- Born: 25 November 1965
- Died: 23 June 2023

Academic background
- Education: BA, Psychology, American University PhD, Clinical Psychology and Health Psychology, 1994, Pennsylvania State University

Academic work
- Institutions: Johns Hopkins University

= Felicia Hill-Briggs =

American behavioral and social scientist

	Felicia Hill-Briggs was an American behavioral and social scientist.

==Early life and education==
Hill-Briggs was diagnosed with type 1 diabetes at the age of nine. She received her bachelor's degree in psychology from American University and her doctoral degree in Clinical Psychology and Health Psychology from Pennsylvania State University. Following this, she completed her internship in Medical Consultation and Liaison and Clinical Neuropsychology at New York University Medical Center and Bellevue Hospital, followed by a postdoctoral fellowship in Geropsychology and Geriatric Neuropsychology at the Polisher Research Institute at the Philadelphia Geriatric Center.

==Career==
Upon completing her formal education, Hill-Briggs served on the faculty of New York University Medical Center/Rusk Institute of Rehabilitation Medicine before joining the faculty at Johns Hopkins University (JHU) in 1996. During her early tenure at JHU, Hill-Briggs published Problem solving in diabetes self-management: A model of chronic illness self-management behavior and Problem Solving in Diabetes Self-management and Control. In 2009, she was the Fullwood Foundation, Inc's Valued Hours Awardee for her professional and community activities in diabetes prevention and care.

As an associate professor of general internal medicine, Hill-Briggs co-developed a diabetes education program that taught low-income, poorly educated diabetics to better manage their disease. She later received a bronze Telly Award for the video DECIDE to Move! Physical Activity for People with Type 2 Diabetes. The video was developed as part of Project DECIDE, a clinical research study on self-management support interventions for urban patients with type 2 diabetes. Later that year, she also received the Nelson Butters Award for the best research paper published in the Archives of Clinical Neuropsychology for her 2010 article Cranial volume, mild cognitive deficits, and functional limitations associated with diabetes in a community sample.

During her tenure at JHU, Hill-Briggs served as the senior director of Population Health Research and Development for Johns Hopkins HealthCare and a core faculty member of Johns Hopkins Bloomberg School of Public Health's Welch Center for Prevention, Epidemiology and Clinical Research.
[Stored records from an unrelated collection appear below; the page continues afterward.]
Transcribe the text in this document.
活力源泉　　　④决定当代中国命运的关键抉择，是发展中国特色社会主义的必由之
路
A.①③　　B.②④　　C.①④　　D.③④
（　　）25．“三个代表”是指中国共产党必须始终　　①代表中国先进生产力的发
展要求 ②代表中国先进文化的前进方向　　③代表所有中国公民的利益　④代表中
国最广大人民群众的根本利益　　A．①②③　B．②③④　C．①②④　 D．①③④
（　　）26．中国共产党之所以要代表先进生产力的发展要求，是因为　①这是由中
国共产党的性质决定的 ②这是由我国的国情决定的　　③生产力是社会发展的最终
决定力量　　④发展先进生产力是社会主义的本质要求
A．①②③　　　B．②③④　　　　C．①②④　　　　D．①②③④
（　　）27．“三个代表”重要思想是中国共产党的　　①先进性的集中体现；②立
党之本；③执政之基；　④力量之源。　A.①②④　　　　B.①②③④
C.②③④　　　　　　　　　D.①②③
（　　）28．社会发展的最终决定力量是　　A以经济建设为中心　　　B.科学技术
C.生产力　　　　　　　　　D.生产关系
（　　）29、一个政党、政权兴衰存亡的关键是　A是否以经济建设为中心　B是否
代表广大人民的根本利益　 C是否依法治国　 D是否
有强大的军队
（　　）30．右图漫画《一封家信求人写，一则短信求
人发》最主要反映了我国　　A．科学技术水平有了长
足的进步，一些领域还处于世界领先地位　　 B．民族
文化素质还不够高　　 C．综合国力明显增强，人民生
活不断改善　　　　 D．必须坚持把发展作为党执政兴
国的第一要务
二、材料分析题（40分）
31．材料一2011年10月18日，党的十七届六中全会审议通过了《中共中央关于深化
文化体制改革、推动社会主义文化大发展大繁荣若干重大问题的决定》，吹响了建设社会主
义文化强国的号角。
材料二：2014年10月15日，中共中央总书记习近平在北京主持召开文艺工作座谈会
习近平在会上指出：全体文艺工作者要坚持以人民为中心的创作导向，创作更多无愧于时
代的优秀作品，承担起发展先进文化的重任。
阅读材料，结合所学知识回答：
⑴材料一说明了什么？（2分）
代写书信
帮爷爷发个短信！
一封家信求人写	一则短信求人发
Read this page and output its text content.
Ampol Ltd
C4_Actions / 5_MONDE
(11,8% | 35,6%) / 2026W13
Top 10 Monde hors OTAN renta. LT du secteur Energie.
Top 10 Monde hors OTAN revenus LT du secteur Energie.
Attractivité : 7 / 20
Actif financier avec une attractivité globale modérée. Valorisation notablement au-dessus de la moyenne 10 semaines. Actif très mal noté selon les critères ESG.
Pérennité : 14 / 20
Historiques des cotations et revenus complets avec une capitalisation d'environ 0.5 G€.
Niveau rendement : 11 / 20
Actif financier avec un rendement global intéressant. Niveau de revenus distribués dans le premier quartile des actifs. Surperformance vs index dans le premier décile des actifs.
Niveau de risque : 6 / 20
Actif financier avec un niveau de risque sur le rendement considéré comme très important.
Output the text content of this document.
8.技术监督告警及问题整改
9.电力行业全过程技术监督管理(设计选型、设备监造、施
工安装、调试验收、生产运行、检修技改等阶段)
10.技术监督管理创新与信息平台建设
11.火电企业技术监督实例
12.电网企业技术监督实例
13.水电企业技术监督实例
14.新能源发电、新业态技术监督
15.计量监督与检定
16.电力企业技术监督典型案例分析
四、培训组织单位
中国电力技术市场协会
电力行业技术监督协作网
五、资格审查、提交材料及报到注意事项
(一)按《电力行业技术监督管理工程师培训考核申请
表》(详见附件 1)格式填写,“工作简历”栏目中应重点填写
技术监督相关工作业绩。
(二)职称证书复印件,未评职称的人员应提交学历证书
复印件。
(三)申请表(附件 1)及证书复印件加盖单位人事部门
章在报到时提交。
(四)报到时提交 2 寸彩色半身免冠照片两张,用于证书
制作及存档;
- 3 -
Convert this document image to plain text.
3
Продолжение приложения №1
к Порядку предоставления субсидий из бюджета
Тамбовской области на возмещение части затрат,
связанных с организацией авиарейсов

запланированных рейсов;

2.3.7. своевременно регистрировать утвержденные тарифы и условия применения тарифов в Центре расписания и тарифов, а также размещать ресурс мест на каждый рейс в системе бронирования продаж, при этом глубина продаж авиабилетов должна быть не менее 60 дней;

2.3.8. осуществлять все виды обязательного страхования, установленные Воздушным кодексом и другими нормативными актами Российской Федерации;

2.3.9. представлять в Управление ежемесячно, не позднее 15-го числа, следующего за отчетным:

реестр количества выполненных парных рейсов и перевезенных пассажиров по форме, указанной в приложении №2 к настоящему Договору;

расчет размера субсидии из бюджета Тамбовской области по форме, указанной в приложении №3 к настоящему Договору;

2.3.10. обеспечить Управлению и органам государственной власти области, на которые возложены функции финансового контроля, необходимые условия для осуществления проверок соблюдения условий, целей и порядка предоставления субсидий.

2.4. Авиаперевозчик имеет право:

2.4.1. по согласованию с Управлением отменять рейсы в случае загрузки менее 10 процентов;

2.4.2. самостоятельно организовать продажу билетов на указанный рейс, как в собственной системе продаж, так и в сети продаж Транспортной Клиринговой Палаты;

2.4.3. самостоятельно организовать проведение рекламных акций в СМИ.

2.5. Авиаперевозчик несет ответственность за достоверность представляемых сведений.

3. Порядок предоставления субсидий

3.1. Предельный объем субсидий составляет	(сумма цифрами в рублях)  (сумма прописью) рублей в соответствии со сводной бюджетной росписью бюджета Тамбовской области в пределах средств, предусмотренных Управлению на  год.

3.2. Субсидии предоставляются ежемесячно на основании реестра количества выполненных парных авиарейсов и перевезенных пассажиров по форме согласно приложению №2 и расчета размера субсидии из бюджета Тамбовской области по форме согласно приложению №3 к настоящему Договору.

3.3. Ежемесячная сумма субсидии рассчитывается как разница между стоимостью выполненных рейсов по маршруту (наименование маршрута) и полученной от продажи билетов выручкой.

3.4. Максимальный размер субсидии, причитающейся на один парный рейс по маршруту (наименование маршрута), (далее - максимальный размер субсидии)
In 2015, Hill-Briggs was named to the board of directors of the American Diabetes Association and became the 201st woman to be promoted to the rank of full professor at the Johns Hopkins University School of Medicine. Two years later, Hill-Briggs was elected president of health care and education for the American Diabetes Association.

As a result of her research, Hill-Briggs was elected a member of the National Academy of Medicine in 2017. She was also awarded the Rachmiel Levine Medal in recognition of leadership and service to the American Diabetes Association. During the COVID-19 pandemic, Hill-Briggs was awarded $43 million over five years to study the type 2 diabetes epidemic as part of a statewide population health initiative.

In 2021, Hill-Briggs was appointed Vice President of Prevention at Northwell Health and Simons Distinguished Chair in Clinical Research at the Donald and Barbara Zucker School of Medicine, Hofstra University where she continued her research on disease prevention. In 2023, the Johns Hopkins Department of Medicine established the Dr. Felicia Hill-Briggs Health Equity Trailblazer in Diabetes Award Endowment in her honor.

==Personal life==
Dr. Hill-Briggs died of ovarian cancer in June 2023.